I congratulate those girls...who stopped trying but have their boyfriends ending up realizing things. I congratulate that girl...whose bf came around and is willing to sacrifice and do anything for her while she doesn't even have to do a thing.

Because here I am...

To have attempted to try every now and then...

But was left being the one who tried.

Surprisingly, I was willing to start over...start all over...I wanted to go back to the first time he and i went out...
I wanted to start over with this improved me...

But then...I realized that he wasn't even willing...didn't even want to get back...

He said he was confused...

He's actually...not even sure if he wants to get back. His love really isn't there anymore.

I mean...I guess i'll let him sort out things...to see if he wants me to stay or not...

But...I just don't think that he loves me anymore.

I've done in any possible way I could think of...

And say if he and I were to be back together...does he even love me..?

He's showing no desire for JayTee...even with this period, he doens't even try to talk to me..or giving me a long message just because.

I honestly don't know what to do.

But the only way...to find out if he loves me or not...

is for me to stop initiating.
Remember the old Tuan? He always intiated...even when I didn't even feel like talking...he talked to me.

I'm kinda searching in his heart to see if there's still love at all..

Because if he had tried to get me back...i would actually agree to it...and i would have surprised him that I still have the side of me that he likes.

I guess i'll just give it a few more weeks...not another month though...
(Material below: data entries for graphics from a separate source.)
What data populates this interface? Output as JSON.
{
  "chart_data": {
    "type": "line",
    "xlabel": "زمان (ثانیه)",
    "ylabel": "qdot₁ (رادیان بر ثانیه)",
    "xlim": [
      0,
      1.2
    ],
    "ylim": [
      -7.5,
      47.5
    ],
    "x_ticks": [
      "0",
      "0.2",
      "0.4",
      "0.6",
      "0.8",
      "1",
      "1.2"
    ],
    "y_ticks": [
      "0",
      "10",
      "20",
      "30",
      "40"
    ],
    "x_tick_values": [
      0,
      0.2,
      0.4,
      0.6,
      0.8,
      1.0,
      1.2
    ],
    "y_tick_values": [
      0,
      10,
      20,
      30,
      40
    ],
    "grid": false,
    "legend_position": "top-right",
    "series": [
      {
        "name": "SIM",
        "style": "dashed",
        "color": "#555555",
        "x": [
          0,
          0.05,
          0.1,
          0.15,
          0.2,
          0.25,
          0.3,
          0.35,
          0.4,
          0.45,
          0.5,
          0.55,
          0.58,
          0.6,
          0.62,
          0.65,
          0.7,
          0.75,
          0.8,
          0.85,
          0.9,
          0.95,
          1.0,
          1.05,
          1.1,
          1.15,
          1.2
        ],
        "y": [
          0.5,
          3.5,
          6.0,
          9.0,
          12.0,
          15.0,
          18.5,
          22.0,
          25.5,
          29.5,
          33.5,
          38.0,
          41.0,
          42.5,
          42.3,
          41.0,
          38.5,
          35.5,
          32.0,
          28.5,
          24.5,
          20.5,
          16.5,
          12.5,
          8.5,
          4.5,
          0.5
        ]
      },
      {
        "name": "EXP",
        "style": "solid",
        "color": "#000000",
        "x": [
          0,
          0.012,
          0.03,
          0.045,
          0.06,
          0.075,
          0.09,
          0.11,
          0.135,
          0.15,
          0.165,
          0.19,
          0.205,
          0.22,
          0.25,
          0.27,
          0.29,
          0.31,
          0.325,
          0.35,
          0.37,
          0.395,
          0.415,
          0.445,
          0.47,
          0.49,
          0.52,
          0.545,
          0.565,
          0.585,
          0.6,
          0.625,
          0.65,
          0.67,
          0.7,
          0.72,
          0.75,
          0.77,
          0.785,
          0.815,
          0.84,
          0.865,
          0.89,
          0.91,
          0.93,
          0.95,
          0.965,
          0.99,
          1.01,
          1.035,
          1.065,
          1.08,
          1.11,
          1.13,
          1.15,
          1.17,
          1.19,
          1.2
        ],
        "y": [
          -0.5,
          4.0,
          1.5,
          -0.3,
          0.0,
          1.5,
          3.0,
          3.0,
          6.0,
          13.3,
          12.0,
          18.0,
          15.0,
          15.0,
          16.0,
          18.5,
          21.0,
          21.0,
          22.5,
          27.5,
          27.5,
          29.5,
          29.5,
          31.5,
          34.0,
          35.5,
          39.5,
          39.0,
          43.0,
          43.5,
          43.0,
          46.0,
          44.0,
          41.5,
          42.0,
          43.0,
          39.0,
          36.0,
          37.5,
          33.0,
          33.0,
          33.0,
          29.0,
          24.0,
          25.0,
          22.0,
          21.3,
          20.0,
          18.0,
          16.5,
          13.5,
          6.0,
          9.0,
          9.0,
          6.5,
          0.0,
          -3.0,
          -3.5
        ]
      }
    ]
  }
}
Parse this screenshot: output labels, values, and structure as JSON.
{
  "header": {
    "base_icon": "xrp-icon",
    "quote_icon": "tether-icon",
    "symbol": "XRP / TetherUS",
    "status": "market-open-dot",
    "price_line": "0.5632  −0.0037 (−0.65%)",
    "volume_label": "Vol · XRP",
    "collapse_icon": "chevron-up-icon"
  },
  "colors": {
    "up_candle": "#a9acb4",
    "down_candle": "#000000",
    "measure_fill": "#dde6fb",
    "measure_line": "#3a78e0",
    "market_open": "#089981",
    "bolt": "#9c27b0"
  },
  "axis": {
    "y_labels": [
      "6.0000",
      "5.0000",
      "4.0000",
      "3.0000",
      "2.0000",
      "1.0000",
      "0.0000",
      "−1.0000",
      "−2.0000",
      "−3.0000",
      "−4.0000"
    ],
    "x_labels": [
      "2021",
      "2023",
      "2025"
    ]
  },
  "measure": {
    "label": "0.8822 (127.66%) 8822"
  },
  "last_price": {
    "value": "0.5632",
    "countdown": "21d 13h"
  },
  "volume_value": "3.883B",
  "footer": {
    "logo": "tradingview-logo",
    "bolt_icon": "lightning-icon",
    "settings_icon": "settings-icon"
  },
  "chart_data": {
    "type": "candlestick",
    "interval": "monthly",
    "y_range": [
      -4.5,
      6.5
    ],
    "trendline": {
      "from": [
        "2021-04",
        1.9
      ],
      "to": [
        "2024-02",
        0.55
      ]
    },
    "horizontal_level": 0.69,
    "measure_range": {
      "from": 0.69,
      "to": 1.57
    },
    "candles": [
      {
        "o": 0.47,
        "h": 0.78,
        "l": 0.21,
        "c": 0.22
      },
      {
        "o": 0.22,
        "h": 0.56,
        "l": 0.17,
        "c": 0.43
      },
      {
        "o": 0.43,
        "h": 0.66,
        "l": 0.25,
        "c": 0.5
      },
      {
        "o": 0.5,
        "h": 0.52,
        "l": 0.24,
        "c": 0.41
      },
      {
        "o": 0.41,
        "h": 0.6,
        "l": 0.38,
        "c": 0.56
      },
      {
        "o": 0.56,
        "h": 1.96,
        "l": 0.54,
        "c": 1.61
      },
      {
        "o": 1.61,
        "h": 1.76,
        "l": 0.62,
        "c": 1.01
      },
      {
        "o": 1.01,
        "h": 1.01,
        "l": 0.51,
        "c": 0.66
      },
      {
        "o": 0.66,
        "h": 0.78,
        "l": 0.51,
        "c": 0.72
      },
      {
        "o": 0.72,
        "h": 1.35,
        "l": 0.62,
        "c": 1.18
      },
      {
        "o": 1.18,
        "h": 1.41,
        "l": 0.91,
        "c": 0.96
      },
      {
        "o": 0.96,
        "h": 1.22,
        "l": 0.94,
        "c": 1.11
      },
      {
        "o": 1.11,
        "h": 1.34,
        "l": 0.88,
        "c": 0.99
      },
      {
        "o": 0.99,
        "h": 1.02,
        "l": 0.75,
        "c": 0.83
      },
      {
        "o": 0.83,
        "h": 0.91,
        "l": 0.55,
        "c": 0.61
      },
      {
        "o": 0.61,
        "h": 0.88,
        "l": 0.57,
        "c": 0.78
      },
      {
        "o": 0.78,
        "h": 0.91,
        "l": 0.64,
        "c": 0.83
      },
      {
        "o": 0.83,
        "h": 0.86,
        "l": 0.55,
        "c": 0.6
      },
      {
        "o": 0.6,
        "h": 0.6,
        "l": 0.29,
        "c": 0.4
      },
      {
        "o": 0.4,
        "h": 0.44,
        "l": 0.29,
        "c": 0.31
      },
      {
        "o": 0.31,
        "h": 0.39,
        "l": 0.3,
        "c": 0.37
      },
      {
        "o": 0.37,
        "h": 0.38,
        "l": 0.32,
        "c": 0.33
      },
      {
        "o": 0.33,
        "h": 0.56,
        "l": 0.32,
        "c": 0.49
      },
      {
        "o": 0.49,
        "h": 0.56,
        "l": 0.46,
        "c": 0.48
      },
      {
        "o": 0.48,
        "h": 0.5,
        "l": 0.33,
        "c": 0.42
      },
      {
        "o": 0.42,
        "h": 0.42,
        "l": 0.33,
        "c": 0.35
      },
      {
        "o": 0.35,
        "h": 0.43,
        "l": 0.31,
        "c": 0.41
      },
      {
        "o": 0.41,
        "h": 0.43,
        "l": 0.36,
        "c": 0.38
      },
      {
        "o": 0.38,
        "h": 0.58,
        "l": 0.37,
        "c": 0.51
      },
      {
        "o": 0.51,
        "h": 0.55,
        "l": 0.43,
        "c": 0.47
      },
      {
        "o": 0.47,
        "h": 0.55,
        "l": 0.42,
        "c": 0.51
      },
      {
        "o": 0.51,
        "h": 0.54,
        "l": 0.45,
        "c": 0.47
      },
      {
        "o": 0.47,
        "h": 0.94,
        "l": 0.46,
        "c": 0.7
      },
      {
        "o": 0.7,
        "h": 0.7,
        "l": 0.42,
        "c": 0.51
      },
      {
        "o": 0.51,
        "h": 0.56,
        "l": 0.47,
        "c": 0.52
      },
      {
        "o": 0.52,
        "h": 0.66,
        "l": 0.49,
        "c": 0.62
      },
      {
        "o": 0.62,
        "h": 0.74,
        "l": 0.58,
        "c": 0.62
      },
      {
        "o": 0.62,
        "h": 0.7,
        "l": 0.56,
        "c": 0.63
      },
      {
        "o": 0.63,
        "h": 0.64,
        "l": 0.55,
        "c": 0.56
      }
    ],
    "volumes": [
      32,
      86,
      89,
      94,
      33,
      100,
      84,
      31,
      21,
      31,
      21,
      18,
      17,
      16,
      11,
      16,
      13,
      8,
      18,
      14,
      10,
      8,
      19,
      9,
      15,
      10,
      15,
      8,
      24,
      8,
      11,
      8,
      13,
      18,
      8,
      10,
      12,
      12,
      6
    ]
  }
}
I already know what I want..i'm clear of where I am..
I'm just trying to pick up clues to whether or not there's any hope for me and him left.
I guess if he still loves me and have any plans of being with me again..
I guess he'll talk to me..

Other than that...I should just stop bothering him. I mean..he obviously knows that i'm willing to be with him.
But I don't know if he's willing to be with me.

For now...I'll just read old convos and wonder what i should have said :] ahaha...hey...as long as my memory's still alive...that side of him is still alive.

He needs to know...that i'm not that weak weak girl anymore.
Trying is one thing, but to be willing to stop and see what's being returned is another thing.
I've tried and I even made him that video in case if he's not willing to be with me anymore.

But I want to stop and see. I need to know when to stop. And right now, I need to stop.

He needs room to understand if he still loves me, if he still has the same burning passion he once had.

I'm sure things will work out if he treats me like he used to. This time, I'll try my best to show him that everything he does is worth it.

Well, I guess i'll give it a few more days and perhaps a few more weeks. It's been a month already...then again...he never approached me...

So I'm not sure he wants me. I'm not sure if he needs me.

If there is another chance for him and me...i hope this time...he and I can actually go alll the way back and start over from there. I simply just want him to treat me like before...i want to be someone special to him.

I'm not sure what he wants from me...but i'm sure i can do it...

honestly...if i really can go back in time...i would have changed a lot of things about myself...my flaws, to be exact.

but I guess he doesn't know what I'm willing to do...nor do I know what's he willing to do.